Tag-poznajmy się (według mnie)
Widziałam post Sandry na ten temat i postanowiłam także się otworzyć i opowiedzieć coś o sobie. Zwłaszcza, że jestem tu z Wami już siódmy miesiąc, i do tej pory niewiele mogliście się o mnie dowiedzieć, a może ktoś chciałby mnie lepiej poznać. Dlatego wszystkich zaciekawionych zapraszam do dalszej części! (PS. Zrobiłam podobne akapity jak Sandra, ponieważ wzorowałam się na jej poście)
1. W skrócie o mnie
Jak już większość z Was pewnie wie, mam na imię Ola. We wrześniu tego roku skończę 15 lat. Mieszkam na wsi w województwie Świętokrzyskim. Jestem dosyć wysoką brunetką z kolorowymi oczami, tzn. moje oczy są w odcieniu zielonym, niebieskim i szarym, takie pomieszane ;). Miałam wielkie szczęście być na koncercie Violetta Live w Krakowie, o czym pewnie wicie (jeśli czytacie naszego bloga od początku) oraz na spotkaniu z Candelarią Molfese, także w Krakowie.
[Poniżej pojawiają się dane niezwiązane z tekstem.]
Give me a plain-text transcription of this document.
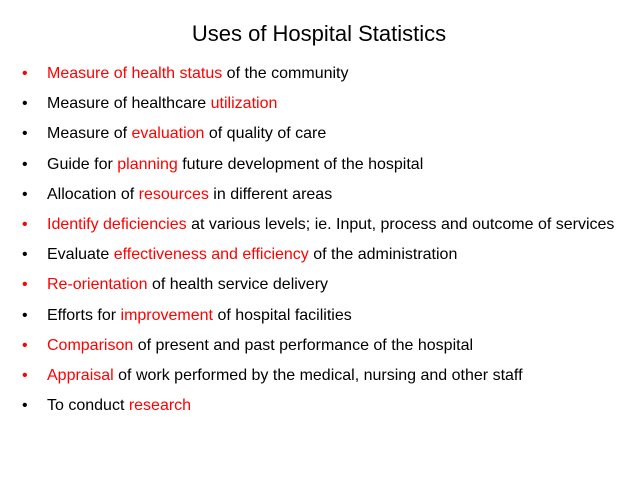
Uses of Hospital Statistics
•	Measure of health status of the community
•	Measure of healthcare utilization
•	Measure of evaluation of quality of care
•	Guide for planning future development of the hospital
•	Allocation of resources in different areas
•	Identify deficiencies at various levels; ie. Input, process and outcome of services
•	Evaluate effectiveness and efficiency of the administration
•	Re-orientation of health service delivery
•	Efforts for improvement of hospital facilities
•	Comparison of present and past performance of the hospital
•	Appraisal of work performed by the medical, nursing and other staff
•	To conduct research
Spośród wszystkich członków obsady udało mi się spotkać i przytulić jedynie Cande, ale jestem z tego powodu bardzo szczęśliwa. (jeśli chcecie mogę opisać Wam dokładniej to spotkanie). Mam również jej autograf na jej biografii i zdjęcie z nią. Dzięki temu jestem na prawdę niesamowicie szczęśliwa. Jeśli chodzi o mój charakter, to jest on na prawdę ciekawy. Być może Was to zdziwi, bo zwykle ludziom wydaję się pozytywną osobą, ale w głębi duszy jestem pesymistką i nie sądzę, aby moje poglądy się zmieniły. Oczywiście to nie znaczy, że nie potrafię się cieszyć tym co mam, wspaniałymi przyjaciółkami, kochającą rodziną, moimi idolami, tym blogiem i wieloma innymi rzeczami. Wciąż uczę się dostrzegać drobne a znaczące rzeczy i się nimi cieszyć. Muszę Wam powiedzieć, że dużo przeszłam w życiu, ubiegły rok był dla mnie bardzo trudny i tak na prawdę moi idole i ten blog pomogli mi podnieść się i jakoś poukładać sobie życie. Uczę się dobrze, jestem ambitna, mam zdolność do języków obcych. W moim pokoju przeważnie utrzymuję porządek, choć jestem osobą dosyć roztrzepaną. Kiedy mam dobry humor (czyli dość często, pomimo mojego pesymistycznego poglądu na świat) jestem pełna energii i zarażam nią ludzi. Mam ochotę tańczyć i śpiewać i dużo się śmieję. Taką cechą, która najbardziej mi się w sobie podoba, jest to, że nie potrafię długo wytrzymać bez uśmiechu i nawet kiedy jestem smutna, po kilku chwilach/godzinach zaczynam się uśmiechać. Moje motto życiowe to "Nigdy nie przestawaj się uśmiechać".
2. Zainteresowania
Uwielbiam śpiewać (choć fałszuję), tańczyć i słuchać muzyki. Kocham też pisać, nie tylko opowiadania, ale również blogować. Niektórzy z Was już wiedzą, że oprócz tego bloga piszę opowiadania, chociaż mam na to mało czasu. Poza tym, niedawno razem z koleżanką, która także jest fanką Cande, założyłyśmy o niej bloga i chciałabym Was serdecznie na niego zaprosić. Blog nosi nazwę #Official Polish Funclub Cande, jednak ja dodaję tam rzadziej posty niż tutaj. Poza tym, lubię grać w koszykówkę i czasem w piłkę nożną, pływać, spotykać i śmiać się z przyjaciółkami, grać w szkolnych przedstawieniach, czytać książki i różne blogi. Piszę także pamiętnik. Ogólnie mam bardzo dużo zainteresowań, ale nie będę Was nimi zanudzać ;)
3. Ulubione
Muzyka: prawie każdy gatunek. Wciąż słucham piosenek z Violetty ze wzruszeniem. Poza tym podziwiam takich artystów, jak Shakira, Rihanna, Selena Gomez, Christian Collins, Ariana Grande i wiele, wiele innych (mam także na myśli całą obsadę Violetty).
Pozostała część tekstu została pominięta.